Prescription drug costs continue to be a concern for many Americans. But now, as Congress works to finalize President Biden’s Build Back Better social spending plan, House Democrats have reached a deal that could put some patients’ minds at ease. The measure would potentially curb prescription drug costs, allowing the government to negotiate prices for medications covered by Medicare for the first time, The New York Times reports. So, why is Congress striving to regulate Medicare drug prices?
Why Is Congress Working to Regulate Medicare Drug Prices?
As mentioned above, prescription drug costs are a major concern for American consumers. Each year, these costs represent around 10 percent of national health spending and nearly 20 percent of health benefit costs for large employers and Medicare, the Kaiser Family Foundation reports. With that in mind, lawmakers are working to ease the burden on consumers. “Fixing prescription drug pricing has consistently been a top issue for Americans year-after-year, including the vast majority of both Democrats and Republicans who want to see a change because they simply cannot afford their medications,” Senate Majority Leader Chuck Schumer said in a statement quoted by NPR. “We’ve heard this from people across the country who have serious illnesses and can’t afford their medicine. What a painstaking position to be in. It’s horrible.”
How will Congress Impact Medicare Drug Prices?
Congress is currently finalizing President Biden’s $1.85 trillion Build Back Better social spending plan, and House Democrats have included Medicare drug prices in their fight. As explained by The New York Times, Democrats just finalized a measure that would, for the first time, allow the federal government to negotiate prescription drug prices on behalf of Medicare beneficiaries. The measure would also allow the government to negotiate prices for people enrolled in private plans, curbing drug costs for both groups.

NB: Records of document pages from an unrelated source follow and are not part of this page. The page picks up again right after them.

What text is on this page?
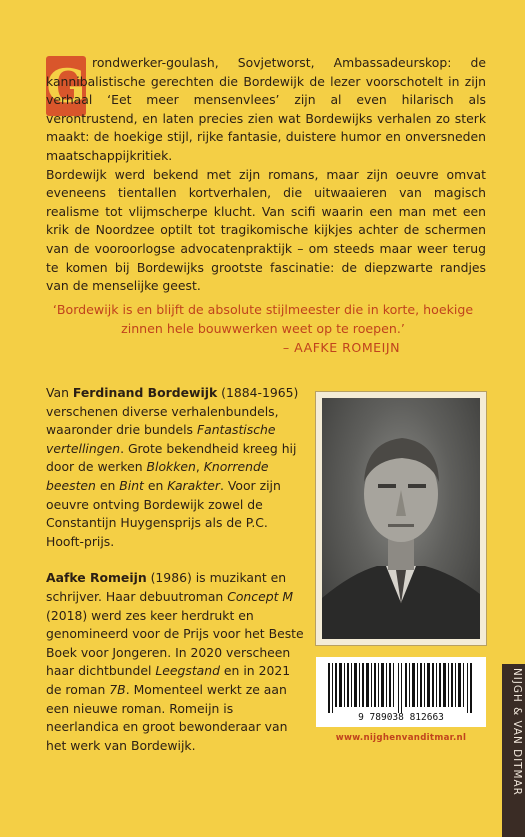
G rondwerker-goulash, Sovjetworst, Ambassadeurskop: de kannibalistische gerechten die Bordewijk de lezer voorschotelt in zijn verhaal ‘Eet meer mensenvlees’ zijn al even hilarisch als verontrustend, en laten precies zien wat Bordewijks verhalen zo sterk maakt: de hoekige stijl, rijke fantasie, duistere humor en onversneden maatschappijkritiek.

Bordewijk werd bekend met zijn romans, maar zijn oeuvre omvat eveneens tientallen kortverhalen, die uitwaaieren van magisch realisme tot vlijmscherpe klucht. Van scifi waarin een man met een krik de Noordzee optilt tot tragikomische kijkjes achter de schermen van de vooroorlogse advocatenpraktijk – om steeds maar weer terug te komen bij Bordewijks grootste fascinatie: de diepzwarte randjes van de menselijke geest.

‘Bordewijk is en blijft de absolute stijlmeester die in korte, hoekige zinnen hele bouwwerken weet op te roepen.’
– AAFKE ROMEIJN

Van Ferdinand Bordewijk (1884-1965) verschenen diverse verhalenbundels, waaronder drie bundels Fantastische vertellingen. Grote bekendheid kreeg hij door de werken Blokken, Knorrende beesten en Bint en Karakter. Voor zijn oeuvre ontving Bordewijk zowel de Constantijn Huygensprijs als de P.C. Hooft-prijs.

Aafke Romeijn (1986) is muzikant en schrijver. Haar debuutroman Concept M (2018) werd zes keer herdrukt en genomineerd voor de Prijs voor het Beste Boek voor Jongeren. In 2020 verscheen haar dichtbundel Leegstand en in 2021 de roman 7B. Momenteel werkt ze aan een nieuwe roman. Romeijn is neerlandica en groot bewonderaar van het werk van Bordewijk.

9 789038 812663
www.nijghenvanditmar.nl	NIJGH & VAN DITMAR
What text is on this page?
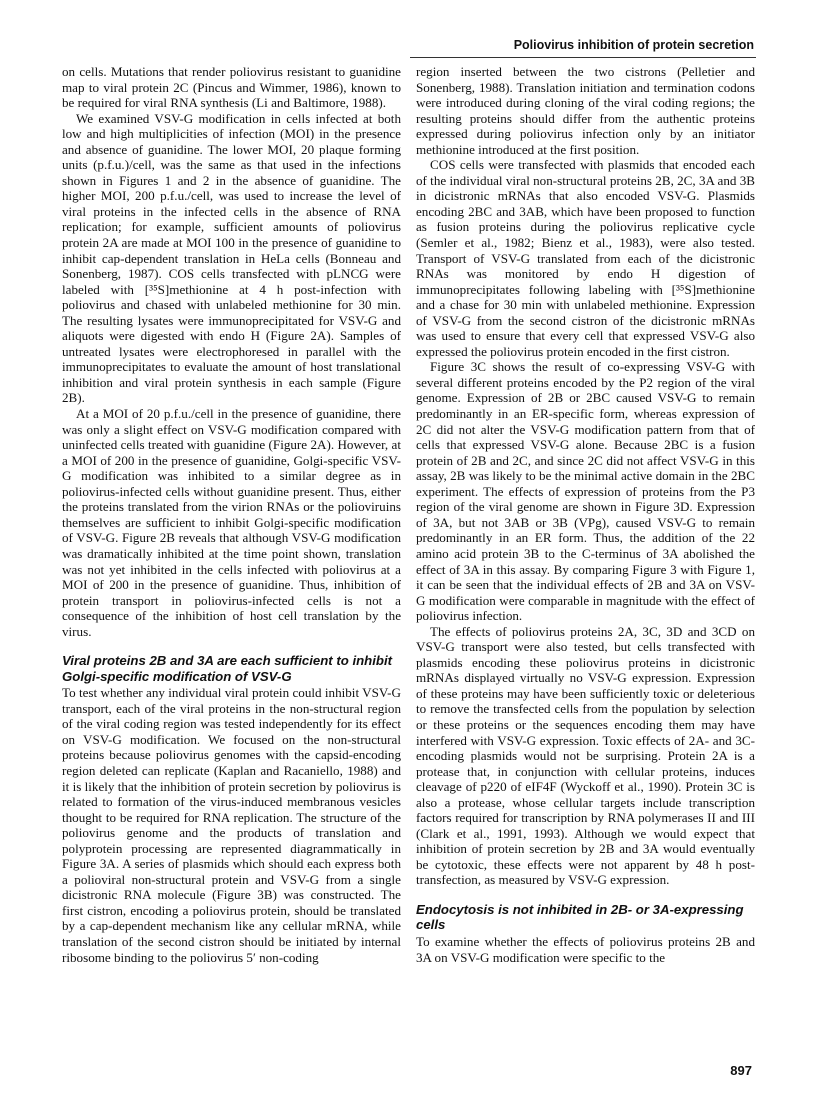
Poliovirus inhibition of protein secretion

on cells. Mutations that render poliovirus resistant to guanidine map to viral protein 2C (Pincus and Wimmer, 1986), known to be required for viral RNA synthesis (Li and Baltimore, 1988).

We examined VSV-G modification in cells infected at both low and high multiplicities of infection (MOI) in the presence and absence of guanidine. The lower MOI, 20 plaque forming units (p.f.u.)/cell, was the same as that used in the infections shown in Figures 1 and 2 in the absence of guanidine. The higher MOI, 200 p.f.u./cell, was used to increase the level of viral proteins in the infected cells in the absence of RNA replication; for example, sufficient amounts of poliovirus protein 2A are made at MOI 100 in the presence of guanidine to inhibit cap-dependent translation in HeLa cells (Bonneau and Sonenberg, 1987). COS cells transfected with pLNCG were labeled with [³⁵S]methionine at 4 h post-infection with poliovirus and chased with unlabeled methionine for 30 min. The resulting lysates were immunoprecipitated for VSV-G and aliquots were digested with endo H (Figure 2A). Samples of untreated lysates were electrophoresed in parallel with the immunoprecipitates to evaluate the amount of host translational inhibition and viral protein synthesis in each sample (Figure 2B).

At a MOI of 20 p.f.u./cell in the presence of guanidine, there was only a slight effect on VSV-G modification compared with uninfected cells treated with guanidine (Figure 2A). However, at a MOI of 200 in the presence of guanidine, Golgi-specific VSV-G modification was inhibited to a similar degree as in poliovirus-infected cells without guanidine present. Thus, either the proteins translated from the virion RNAs or the polioviruins themselves are sufficient to inhibit Golgi-specific modification of VSV-G. Figure 2B reveals that although VSV-G modification was dramatically inhibited at the time point shown, translation was not yet inhibited in the cells infected with poliovirus at a MOI of 200 in the presence of guanidine. Thus, inhibition of protein transport in poliovirus-infected cells is not a consequence of the inhibition of host cell translation by the virus.

Viral proteins 2B and 3A are each sufficient to inhibit Golgi-specific modification of VSV-G

To test whether any individual viral protein could inhibit VSV-G transport, each of the viral proteins in the non-structural region of the viral coding region was tested independently for its effect on VSV-G modification. We focused on the non-structural proteins because poliovirus genomes with the capsid-encoding region deleted can replicate (Kaplan and Racaniello, 1988) and it is likely that the inhibition of protein secretion by poliovirus is related to formation of the virus-induced membranous vesicles thought to be required for RNA replication. The structure of the poliovirus genome and the products of translation and polyprotein processing are represented diagrammatically in Figure 3A. A series of plasmids which should each express both a polioviral non-structural protein and VSV-G from a single dicistronic RNA molecule (Figure 3B) was constructed. The first cistron, encoding a poliovirus protein, should be translated by a cap-dependent mechanism like any cellular mRNA, while translation of the second cistron should be initiated by internal ribosome binding to the poliovirus 5′ non-coding

region inserted between the two cistrons (Pelletier and Sonenberg, 1988). Translation initiation and termination codons were introduced during cloning of the viral coding regions; the resulting proteins should differ from the authentic proteins expressed during poliovirus infection only by an initiator methionine introduced at the first position.

COS cells were transfected with plasmids that encoded each of the individual viral non-structural proteins 2B, 2C, 3A and 3B in dicistronic mRNAs that also encoded VSV-G. Plasmids encoding 2BC and 3AB, which have been proposed to function as fusion proteins during the poliovirus replicative cycle (Semler et al., 1982; Bienz et al., 1983), were also tested. Transport of VSV-G translated from each of the dicistronic RNAs was monitored by endo H digestion of immunoprecipitates following labeling with [³⁵S]methionine and a chase for 30 min with unlabeled methionine. Expression of VSV-G from the second cistron of the dicistronic mRNAs was used to ensure that every cell that expressed VSV-G also expressed the poliovirus protein encoded in the first cistron.

Figure 3C shows the result of co-expressing VSV-G with several different proteins encoded by the P2 region of the viral genome. Expression of 2B or 2BC caused VSV-G to remain predominantly in an ER-specific form, whereas expression of 2C did not alter the VSV-G modification pattern from that of cells that expressed VSV-G alone. Because 2BC is a fusion protein of 2B and 2C, and since 2C did not affect VSV-G in this assay, 2B was likely to be the minimal active domain in the 2BC experiment. The effects of expression of proteins from the P3 region of the viral genome are shown in Figure 3D. Expression of 3A, but not 3AB or 3B (VPg), caused VSV-G to remain predominantly in an ER form. Thus, the addition of the 22 amino acid protein 3B to the C-terminus of 3A abolished the effect of 3A in this assay. By comparing Figure 3 with Figure 1, it can be seen that the individual effects of 2B and 3A on VSV-G modification were comparable in magnitude with the effect of poliovirus infection.

The effects of poliovirus proteins 2A, 3C, 3D and 3CD on VSV-G transport were also tested, but cells transfected with plasmids encoding these poliovirus proteins in dicistronic mRNAs displayed virtually no VSV-G expression. Expression of these proteins may have been sufficiently toxic or deleterious to remove the transfected cells from the population by selection or these proteins or the sequences encoding them may have interfered with VSV-G expression. Toxic effects of 2A- and 3C-encoding plasmids would not be surprising. Protein 2A is a protease that, in conjunction with cellular proteins, induces cleavage of p220 of eIF4F (Wyckoff et al., 1990). Protein 3C is also a protease, whose cellular targets include transcription factors required for transcription by RNA polymerases II and III (Clark et al., 1991, 1993). Although we would expect that inhibition of protein secretion by 2B and 3A would eventually be cytotoxic, these effects were not apparent by 48 h post-transfection, as measured by VSV-G expression.

Endocytosis is not inhibited in 2B- or 3A-expressing cells

To examine whether the effects of poliovirus proteins 2B and 3A on VSV-G modification were specific to the

897
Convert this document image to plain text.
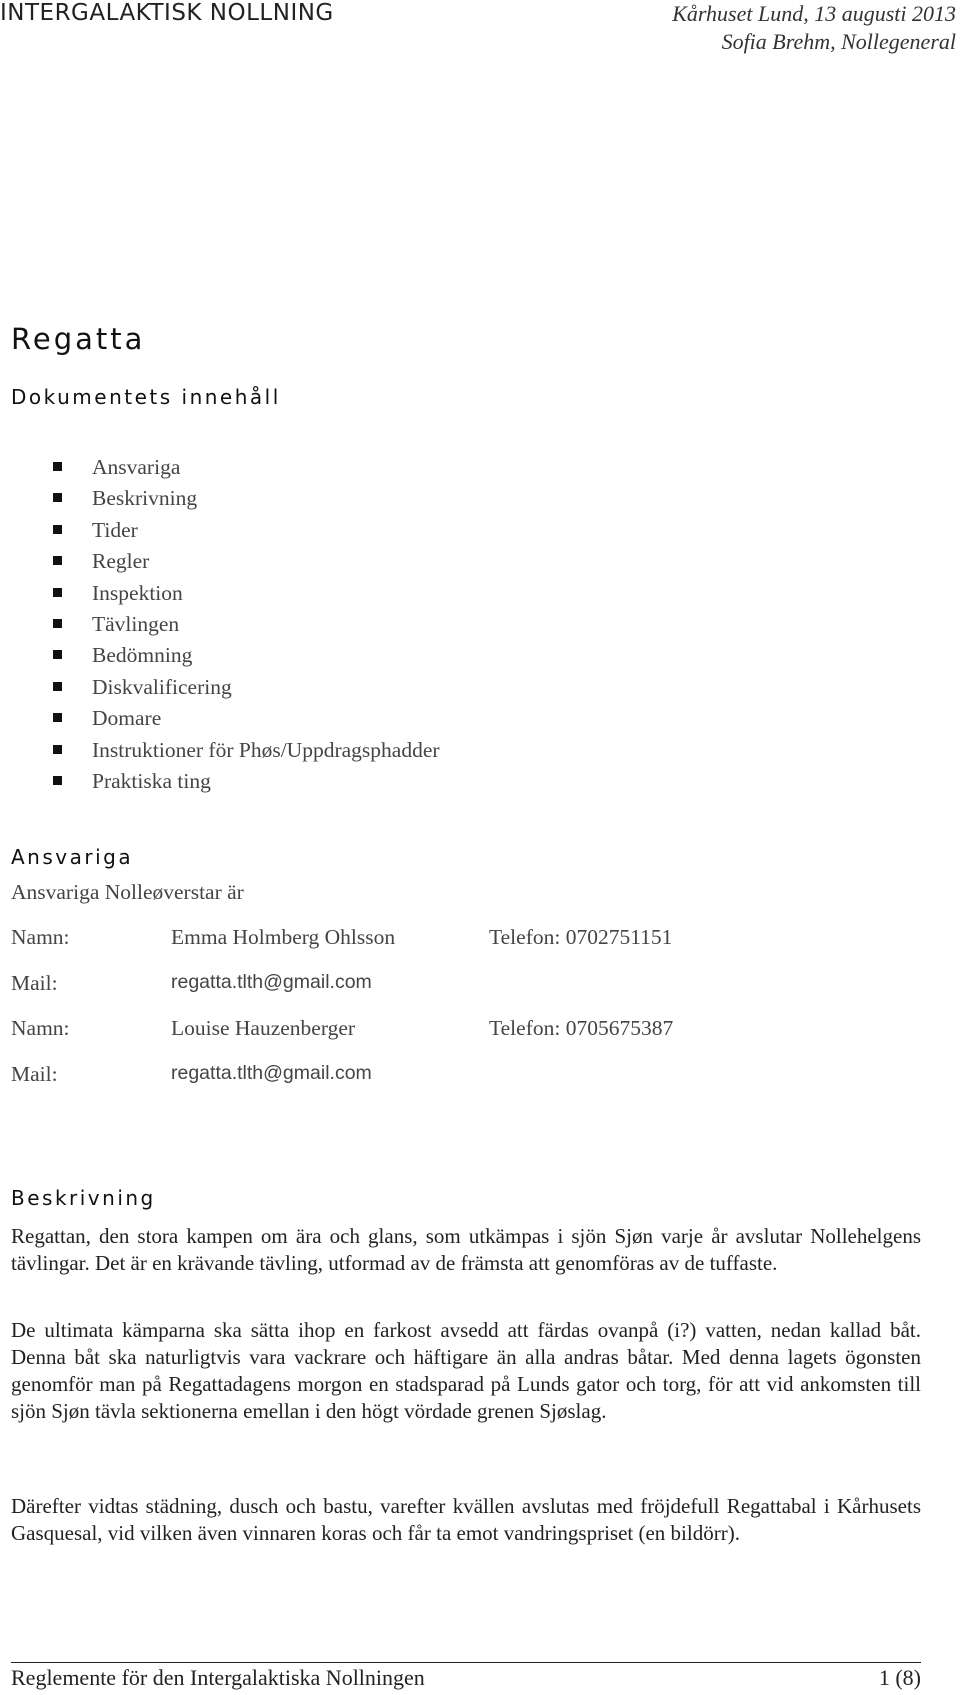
INTERGALAKTISK NOLLNING	Kårhuset Lund, 13 augusti 2013
Sofia Brehm, Nollegeneral
Regatta
Dokumentets innehåll
Ansvariga
Beskrivning
Tider
Regler
Inspektion
Tävlingen
Bedömning
Diskvalificering
Domare
Instruktioner för Phøs/Uppdragsphadder
Praktiska ting
Ansvariga
Ansvariga Nolleøverstar är
Namn:	Emma Holmberg Ohlsson	Telefon: 0702751151
Mail:	regatta.tlth@gmail.com
Namn:	Louise Hauzenberger	Telefon: 0705675387
Mail:	regatta.tlth@gmail.com
Beskrivning

Regattan, den stora kampen om ära och glans, som utkämpas i sjön Sjøn varje år avslutar Nollehelgens tävlingar. Det är en krävande tävling, utformad av de främsta att genomföras av de tuffaste.

De ultimata kämparna ska sätta ihop en farkost avsedd att färdas ovanpå (i?) vatten, nedan kallad båt. Denna båt ska naturligtvis vara vackrare och häftigare än alla andras båtar. Med denna lagets ögonsten genomför man på Regattadagens morgon en stadsparad på Lunds gator och torg, för att vid ankomsten till sjön Sjøn tävla sektionerna emellan i den högt vördade grenen Sjøslag.

Därefter vidtas städning, dusch och bastu, varefter kvällen avslutas med fröjdefull Regattabal i Kårhusets Gasquesal, vid vilken även vinnaren koras och får ta emot vandringspriset (en bildörr).

Reglemente för den Intergalaktiska Nollningen	1 (8)
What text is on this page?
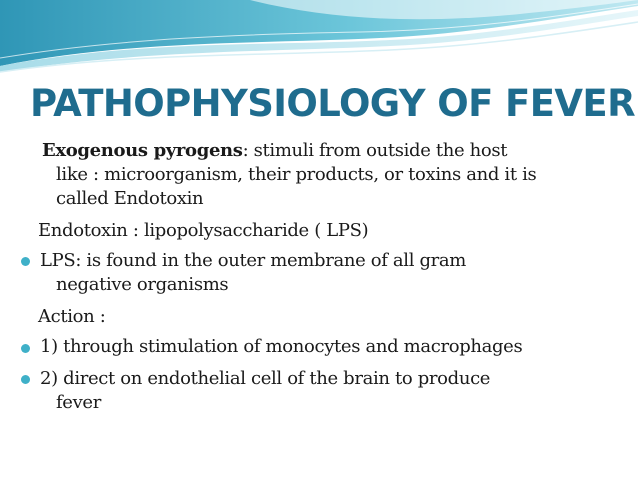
PATHOPHYSIOLOGY OF FEVER
Exogenous pyrogens: stimuli from outside the host
like : microorganism, their products, or toxins and it is
called Endotoxin
Endotoxin : lipopolysaccharide ( LPS)
LPS: is found in the outer membrane of all gram
negative organisms
Action :
1) through stimulation of monocytes and macrophages
2) direct on endothelial cell of the brain to produce
fever
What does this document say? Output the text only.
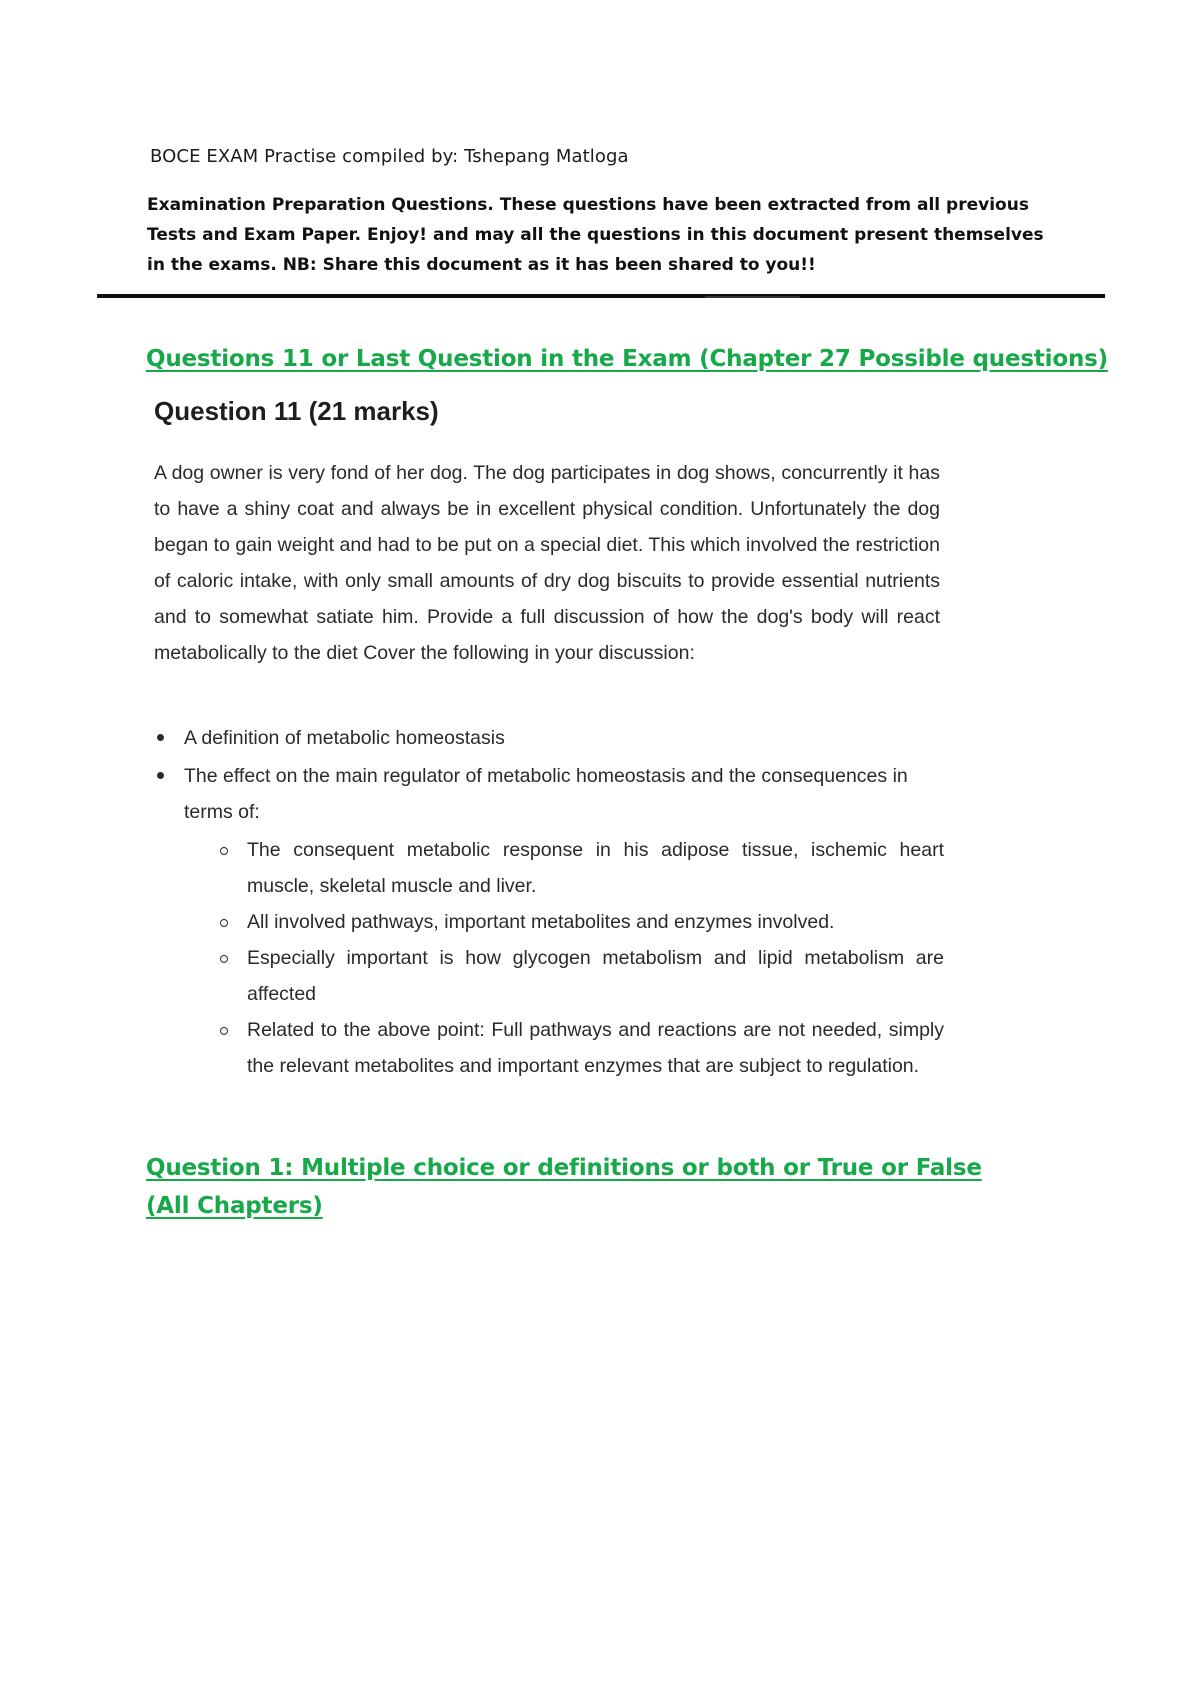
BOCE EXAM Practise compiled by: Tshepang Matloga
Examination Preparation Questions. These questions have been extracted from all previous Tests and Exam Paper. Enjoy! and may all the questions in this document present themselves in the exams. NB: Share this document as it has been shared to you!!
Questions 11 or Last Question in the Exam (Chapter 27 Possible questions)
Question 11 (21 marks)

A dog owner is very fond of her dog. The dog participates in dog shows, concurrently it has to have a shiny coat and always be in excellent physical condition. Unfortunately the dog began to gain weight and had to be put on a special diet. This which involved the restriction of caloric intake, with only small amounts of dry dog biscuits to provide essential nutrients and to somewhat satiate him. Provide a full discussion of how the dog's body will react metabolically to the diet Cover the following in your discussion:

A definition of metabolic homeostasis
The effect on the main regulator of metabolic homeostasis and the consequences in terms of:
The consequent metabolic response in his adipose tissue, ischemic heart muscle, skeletal muscle and liver.
All involved pathways, important metabolites and enzymes involved.
Especially important is how glycogen metabolism and lipid metabolism are affected
Related to the above point: Full pathways and reactions are not needed, simply the relevant metabolites and important enzymes that are subject to regulation.
Question 1: Multiple choice or definitions or both or True or False (All Chapters)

NPR explains that, under existing rules, Medicare Part D enrollees pay five percent of their total drug costs after reaching a certain threshold. The threshold is currently set at $6,500 for out-of-pocket drug costs, which many advocates feel is much too high for the average American. The new agreement would allow government representatives to negotiate prices directly with designated drug manufacturers. It would also cap out-of-pocket spending for seniors at $2,000 per year.
What Happens Next?
House Democrats will soon bring President Biden’s Build Back Better plan to the House for a vote. If the current social spending plan becomes law, the prescription drug regulations would join other features including climate change mitigation and social safety net measures. However, before the House can vote, representatives have to iron out issues on greenhouse gases, immigration, and more. In other words, while the prescription drug measure could benefit many Americans, it isn’t final just yet.
Medicare drug prices are a concern for many Americans. Fortunately, elected officials are listening and working to make life-changing drugs more readily available to all.